When Levine had to pull out of Tanglewood, its administration did some fancy footwork to avoid the festival’s seeming like a headless horseman. But with fill-ins like Michael Tilson Thomas for Mahler, Christoph Von Dohnányi for Strauss’s Ariadne auf Naxos, and some “fresh voices,” the schedule was rescued.

Carnegie Hall’s all-city festival in autumn 2009, Ancient Paths, Modern Voices, illuminated China connections; this year’s title was Japan NYC. Lincoln Center held a fall White Light Festival, exploring spiritual works of several centuries and countries.

EDUCATION
On 60 Minutes, L.A. Phil Music Director Gustavo Dudamel was called a classical-music rock star and a conducting animal. Dudamel has an ASCAP Award for Educational Programming, and is taking his training in Venezuela’s El Sistema into L.A.’s tough neighborhoods, inspiring youngsters who wear the program’s t-shirts. The System, which requires parents to sign a contract concerning attendance and instrument care, is being extended to Chicago, Baltimore, and Miami.

Touring internationally and in the United States since 2008, Luke Jerrem’s installation Play Me, I’m Yours opened a Make Music New York festival, when 60 upright pianos, some decorated, were distributed in public parks and streets, for anyone to sit down and play. Pianos, later donated to schools and local community groups, were furnished by Sing for Hope, an organization that mobilizes professional artists in volunteer service programs.

PRIZES
Jennifer Higdon was awarded the Pulitzer Prize for her violin concerto, introduced and recorded by Hilary Hahn. This year’s Gilmore Artist is Russian-born pianist Kyrill Gerstein, whose performing career is well under way. Alfred Brendel won the Praemium Imperiale, and pianist Soyeon Lee added the Naumburg to her past laurels. Brett Dean became the first Australian to win the Grawemeyer Award, which was for his violin concerto, The Lost Art of Letter Writing. Among recipients of ASCAP Awards for Adventurous Programming were the Boston Modern Orchestra Project and the Omaha Symphony.

At the Cincinnati May Festival, James Conlon was inducted into the American Classical Music Hall of Fame. A Carnegie Hall Medal of Excellence for philanthropic leadership in the arts was awarded to Henry T. Segerstrom, developer of South Coast Plaza and founding chairman of the Orange County Performing Arts Center.

MILESTONES
Pierre Boulez, Gunther Schuller, and Betsy Jolas are 85. David Amram, Herbert Blomstedt, Alfred Brendel, and Russell Sherman are 80. Seiji Ozawa is 75. Louis Andriessen and the Tanglewood Music Center are 70.
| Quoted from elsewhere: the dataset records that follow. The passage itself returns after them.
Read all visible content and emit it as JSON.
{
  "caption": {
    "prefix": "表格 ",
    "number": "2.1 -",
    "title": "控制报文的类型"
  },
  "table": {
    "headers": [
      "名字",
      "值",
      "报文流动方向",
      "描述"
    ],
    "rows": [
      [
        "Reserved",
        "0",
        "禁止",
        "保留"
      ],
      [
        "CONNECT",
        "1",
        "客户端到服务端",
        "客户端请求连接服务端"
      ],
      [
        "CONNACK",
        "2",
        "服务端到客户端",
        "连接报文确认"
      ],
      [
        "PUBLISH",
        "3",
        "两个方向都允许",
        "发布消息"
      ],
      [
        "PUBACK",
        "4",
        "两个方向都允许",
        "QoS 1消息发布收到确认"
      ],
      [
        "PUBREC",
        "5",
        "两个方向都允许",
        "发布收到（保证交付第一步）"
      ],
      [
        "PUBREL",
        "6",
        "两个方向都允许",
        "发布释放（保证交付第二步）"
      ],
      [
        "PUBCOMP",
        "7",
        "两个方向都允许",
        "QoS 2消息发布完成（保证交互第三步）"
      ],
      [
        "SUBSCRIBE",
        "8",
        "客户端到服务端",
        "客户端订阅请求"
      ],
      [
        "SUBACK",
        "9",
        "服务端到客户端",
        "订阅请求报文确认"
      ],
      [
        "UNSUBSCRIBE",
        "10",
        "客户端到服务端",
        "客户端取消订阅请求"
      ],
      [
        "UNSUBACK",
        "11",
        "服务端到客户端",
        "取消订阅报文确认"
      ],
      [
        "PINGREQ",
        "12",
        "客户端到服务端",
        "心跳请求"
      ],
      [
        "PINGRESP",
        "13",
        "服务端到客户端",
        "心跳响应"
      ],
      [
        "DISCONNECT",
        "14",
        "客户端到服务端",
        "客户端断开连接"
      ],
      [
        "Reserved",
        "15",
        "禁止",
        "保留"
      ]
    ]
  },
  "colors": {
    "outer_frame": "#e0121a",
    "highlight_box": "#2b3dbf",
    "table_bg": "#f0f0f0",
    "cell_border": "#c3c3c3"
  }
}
Young Concert Artists, which helped launch the careers of 200 renowned performers, marks its 50th season with events in Washington and New York. •

Leslie Kandell has contributed to Musicalamerica.com, the New York Times, Los Angeles Times, American Record Guide, BBC Music Magazine, Berkshire Eagle, and other publications.

OBITUARIES
In 2010, the music world recorded the loss of composers Jack Beeson, Benjamin Lees; conductors Charles Mackerras, David Randolph, Ole Schmidt, Mitch Miller; sopranos Elisabeth Söderström, Irina Arkhipova, Joan Sutherland, Mary Curtis-Verna; mezzo-sopranos Blanche Thebom, Giulietta Simionato; contralto Maureen Forrester; tenors Philip Langridge, Anthony Rolfe Johnson; baritones John Reed, Giuseppe Taddei; bass Cesare Siepi; pianists Earl Wild, Yvonne Loriod; cellists Arthur Winograd, David
Soyer; impresarios Wolfgang Wagner, Ernest Fleischmann; musicologist H.C. Robbins Landon; music critics Allen Hughes, Paul Moor, Alan Rich, Gene Lees; music critic and radio host George Jellinek; record company executive and Cliburn Competition Director Andrew Raeburn; record company executive Wolfgang Mohr; folk singer Susan Reed; Rosa Rio (age 107), organist for silent films.